For some time I had been sorely troubled by my dreams about Sister Mary-Theresa: the two of us floating on the lift of her wimple wings, she gripping my pen. I just knew this was sin. It had to be. It was too pleasurable not to be. Oh, not sin by deed or by word, maybe, but certainly sin by thought, because I couldn't help amplifying the details of our night flights in my imagination after I woke with an erection and sat at my window on the street, thinking about her, about us, about what she and I might someday... no, I mustn't think about that! But it wasn't until the Friday before Ash Wednesday, as I was walking home from school after my private lesson with Sister Mary-Theresa, that it suddenly occurred to me that during mass the following Sunday, Quinquagesima Sunday, I would be taking communion there before the congregation, while my soul was besmirched with the unconfessed sin of... well, I guess it would be grouped under Thou Shalt Not Commit Adultery.

Adultery. And not yet twelve years old. Jeez.

I decided to confess everything. I knew I'd feel better when this sin was off my soul. That Saturday evening I stayed home, listening to the radio, until it was almost time for the priests to leave their confessionals. There was ignoble method in waiting until the last minute, for I had decided that although I had no option but to confess my disgusting sins-of-thought, I would wait until the priest was eager to leave the confessional for tea at the priest house. That way I might get away with slipping my adultery in amongst my other sins and just sort of gliding over it without the priest really noticing. But, absorbed in the spooky radio mystery I was listening to, I dallied too long, so I had to run all the way to Saint Joseph's, and by the time I came clattering through the church door only one confessional still had its candle burning, and the last sinner was just returning to her pew and beginning to recite her penance.

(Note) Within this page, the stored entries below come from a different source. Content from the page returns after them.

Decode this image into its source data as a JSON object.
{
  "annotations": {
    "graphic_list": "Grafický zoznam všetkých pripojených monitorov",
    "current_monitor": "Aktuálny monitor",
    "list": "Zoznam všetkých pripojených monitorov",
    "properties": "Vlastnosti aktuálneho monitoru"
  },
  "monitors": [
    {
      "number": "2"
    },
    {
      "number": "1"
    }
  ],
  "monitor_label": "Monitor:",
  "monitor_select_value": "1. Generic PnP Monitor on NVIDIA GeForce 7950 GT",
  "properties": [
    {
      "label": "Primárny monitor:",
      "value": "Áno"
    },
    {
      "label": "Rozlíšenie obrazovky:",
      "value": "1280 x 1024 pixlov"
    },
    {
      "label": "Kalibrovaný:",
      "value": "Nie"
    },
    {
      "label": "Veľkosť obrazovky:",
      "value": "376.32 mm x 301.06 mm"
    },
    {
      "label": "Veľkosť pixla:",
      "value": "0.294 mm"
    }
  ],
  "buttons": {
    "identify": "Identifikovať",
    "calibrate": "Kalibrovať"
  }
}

I slipped into the confessional and breathlessly ran through blessmefatherforIhavesinned, then I whispered to the shadow beyond the perforated screen that I was sorry to keep him so late, and I quickly told him that it had been a week since my last confession and that during that time I had sinned twice against the Fourth Commandment in that I had disobeyed my mother, and a couple of times against the Sixth Commandment, and once against the Eighth Commandment in that I—

“The Sixth Commandment?” the priest interrupted me. “You're telling me that you committed adultery, Jean-Luc?”

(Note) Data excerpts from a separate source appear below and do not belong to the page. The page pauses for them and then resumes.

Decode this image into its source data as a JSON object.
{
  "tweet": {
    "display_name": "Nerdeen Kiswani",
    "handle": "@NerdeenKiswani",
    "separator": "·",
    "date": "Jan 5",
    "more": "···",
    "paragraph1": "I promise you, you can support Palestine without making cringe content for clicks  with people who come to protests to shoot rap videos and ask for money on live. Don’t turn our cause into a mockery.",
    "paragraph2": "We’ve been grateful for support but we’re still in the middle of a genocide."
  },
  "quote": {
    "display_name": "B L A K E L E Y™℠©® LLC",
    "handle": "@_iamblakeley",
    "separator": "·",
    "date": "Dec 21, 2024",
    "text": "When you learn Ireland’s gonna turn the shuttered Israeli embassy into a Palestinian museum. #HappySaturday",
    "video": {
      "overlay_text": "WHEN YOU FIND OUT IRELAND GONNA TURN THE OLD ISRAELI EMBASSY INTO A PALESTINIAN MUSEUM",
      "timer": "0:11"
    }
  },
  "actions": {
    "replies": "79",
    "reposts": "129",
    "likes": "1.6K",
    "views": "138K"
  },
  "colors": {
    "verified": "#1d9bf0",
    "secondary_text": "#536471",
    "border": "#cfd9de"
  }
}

The blood drained from my face. Father Looney never did stints in the confessional, not since there had been complaints about his quixotic notions of the relative gravity of various sins (playing baseball without a thought for church windows being ranked with apostasy, heresy and a taste for black masses). I guess they pressed him into service because of the rush for Easter absolution. Father Looney had, of course, recognized my voice.

“Let's hear about this adultery of yours,” he said impatiently.

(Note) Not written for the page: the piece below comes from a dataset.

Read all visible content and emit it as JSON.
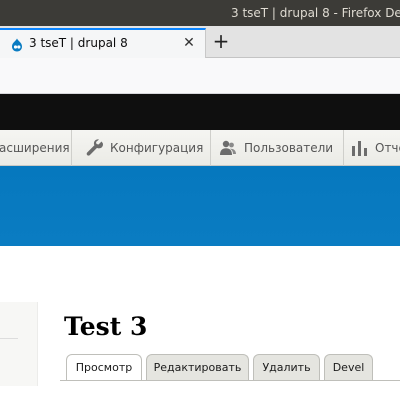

“Ah... Well, Father, it wasn't exactly adultery, it was more like... something else. But... ah... all sexual sins are grouped under the Sixth Commandment, so I guess—”

“I don't need you to tell me what commandment sexual sins are grouped under, boy. Now, just what was the nature of this sexual sin of yours?”

“I didn't sin in deed, Father. It was sin of thought.”

“And what sort of thoughts were they that you entertained?”

Entertained? Could I tell Father Looney that his altar boy had been fantasizing about making love with a nun? No, of course not.

“Is it playing with yourself you've been doing, Jean-Luc?” Father Looney prompted, eager for his slippers and tea.

“No, Father. I... ah... well... I never did it before.” I automatically fell back on a device I often used with authority figures: avoiding a downright lie by couching an irrelevant truth in terms that would cause them to draw a false conclusion. In this case, I said that I had never done it before, which was true. If he chose to extrapolate from my phrasing that I was admitting doing it now, was that my fault? I never thought out these sleight-of-mind ploys in advance; they just came naturally. My con-man genes, I guess.